“[Hardy] made a good throw and we were in business, and Wieters, there was no way he was getting by him,” Jones said. “That was the game-saver. It allowed us to win. It uplifted the whole team. The whole team came off the bench after the bottom of the 16th. We were all pumped. That was the energy we needed.”
In the next half-inning, Jones launched his team-high eighth homer of the season over the Green Monster in left field off Darnell McDonald, another position player who was forced to the mound. Jones became the first Orioles player to hit a home run in the 17th inning or later since Andy Etchebarren in 1967.
Davis, who hadn't pitched since his days at Navarro (Texas) College — he did sign a letter of intent to pitch at Arkansas before being drafted by the Rangers — dodged trouble in the 17th, putting two runners on with no outs.
But he struck out slugger Adrian Gonzalez on three pitches and then induced a double-play ball from McDonald to end the game.

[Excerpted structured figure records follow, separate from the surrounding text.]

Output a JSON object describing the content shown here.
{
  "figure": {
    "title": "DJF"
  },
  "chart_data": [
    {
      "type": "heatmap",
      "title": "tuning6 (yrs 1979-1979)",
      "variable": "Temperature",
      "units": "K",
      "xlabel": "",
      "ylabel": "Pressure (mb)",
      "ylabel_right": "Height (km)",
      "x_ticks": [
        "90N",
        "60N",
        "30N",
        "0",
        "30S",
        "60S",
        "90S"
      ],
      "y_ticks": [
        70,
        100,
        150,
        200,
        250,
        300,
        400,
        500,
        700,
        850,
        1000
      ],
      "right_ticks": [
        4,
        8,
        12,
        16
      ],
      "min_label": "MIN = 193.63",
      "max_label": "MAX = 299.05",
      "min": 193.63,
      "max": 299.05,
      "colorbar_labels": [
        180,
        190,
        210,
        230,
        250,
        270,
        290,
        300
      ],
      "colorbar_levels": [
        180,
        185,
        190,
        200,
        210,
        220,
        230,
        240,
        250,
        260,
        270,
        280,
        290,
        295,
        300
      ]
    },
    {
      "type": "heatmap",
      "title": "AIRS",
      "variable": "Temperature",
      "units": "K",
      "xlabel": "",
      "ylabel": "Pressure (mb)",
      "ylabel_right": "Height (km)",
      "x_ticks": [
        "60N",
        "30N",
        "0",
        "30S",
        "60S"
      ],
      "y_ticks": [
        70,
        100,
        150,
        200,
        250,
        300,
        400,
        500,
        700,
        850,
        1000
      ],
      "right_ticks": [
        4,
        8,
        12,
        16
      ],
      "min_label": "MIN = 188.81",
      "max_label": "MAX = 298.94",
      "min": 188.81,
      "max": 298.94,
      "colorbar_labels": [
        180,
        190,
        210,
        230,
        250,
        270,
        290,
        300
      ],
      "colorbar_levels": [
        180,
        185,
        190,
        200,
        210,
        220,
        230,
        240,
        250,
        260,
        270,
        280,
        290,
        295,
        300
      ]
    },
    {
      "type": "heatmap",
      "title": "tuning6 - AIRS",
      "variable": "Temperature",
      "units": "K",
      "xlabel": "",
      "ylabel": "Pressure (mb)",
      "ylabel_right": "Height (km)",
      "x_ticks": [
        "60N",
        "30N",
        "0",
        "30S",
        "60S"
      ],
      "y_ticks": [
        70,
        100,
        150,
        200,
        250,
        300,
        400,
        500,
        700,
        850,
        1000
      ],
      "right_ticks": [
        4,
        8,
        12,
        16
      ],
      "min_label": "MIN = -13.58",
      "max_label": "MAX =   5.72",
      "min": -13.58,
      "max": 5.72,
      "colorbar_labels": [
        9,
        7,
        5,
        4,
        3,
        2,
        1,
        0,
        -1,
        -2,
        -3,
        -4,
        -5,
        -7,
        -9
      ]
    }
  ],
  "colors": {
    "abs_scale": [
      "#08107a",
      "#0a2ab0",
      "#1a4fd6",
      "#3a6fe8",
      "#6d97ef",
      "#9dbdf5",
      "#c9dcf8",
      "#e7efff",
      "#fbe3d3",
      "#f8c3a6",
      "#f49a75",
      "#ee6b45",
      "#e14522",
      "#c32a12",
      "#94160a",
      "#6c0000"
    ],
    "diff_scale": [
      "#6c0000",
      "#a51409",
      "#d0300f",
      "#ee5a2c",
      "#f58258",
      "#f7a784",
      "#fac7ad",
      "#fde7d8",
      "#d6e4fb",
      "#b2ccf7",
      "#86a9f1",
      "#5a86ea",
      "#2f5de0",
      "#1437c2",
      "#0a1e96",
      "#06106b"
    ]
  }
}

“He actually had good stuff, man,” McDonald said of Davis. “I was impressed. He had a lot of life on his ball, more than I expected. I don't know what's worse, giving up the three-run homer or grounding out into a double-play to end the game. He got the win and hat's off to him.”
Davis saved two game balls, one from his first strikeout and the game ball from the final out. The Orioles celebrated in the Fenway Park visiting clubhouse by giving Davis a shaving cream pie and a dousing him with beer.
“Oh yeah,” Jones said matter of factly. “He got his first major league win.”
The Orioles had their opportunities in extra innings, putting the leadoff runner on base in the 10th, 11th, 12th, 13th and 15th innings, but couldn't advance in either inning. The Orioles grounded into four extra-inning double plays and six for the game.
Despite the end of its 232/3 scoreless-inning streak, the Orioles bullpen lowered its season ERA to a major-league best 1.41. They allowed just one run in 122/3 relief innings on the day and the Orioles received a pair of two-inning scoreless stints from Pedro Strop, Kevin Gregg, Matt Lindstrom and closer Jim Johnson. Lindstrom and Johnson haven't allowed an earned run this season in a combined 252/3 innings.
The game was long enough that the Orioles bullpen began a new streak of nine scoreless innings, including two from Davis.
“It starts with our pitching,” said Orioles shortstop J.J. Hardy, who homered twice and set a new career high with five hits. “Our pitching has been unbelievable, and that gives us a chance to go out there and score just enough runs. As long as our bullpen keeps doing what they're doing and our starters are going deep into ballgames, we've got a pretty good team here.”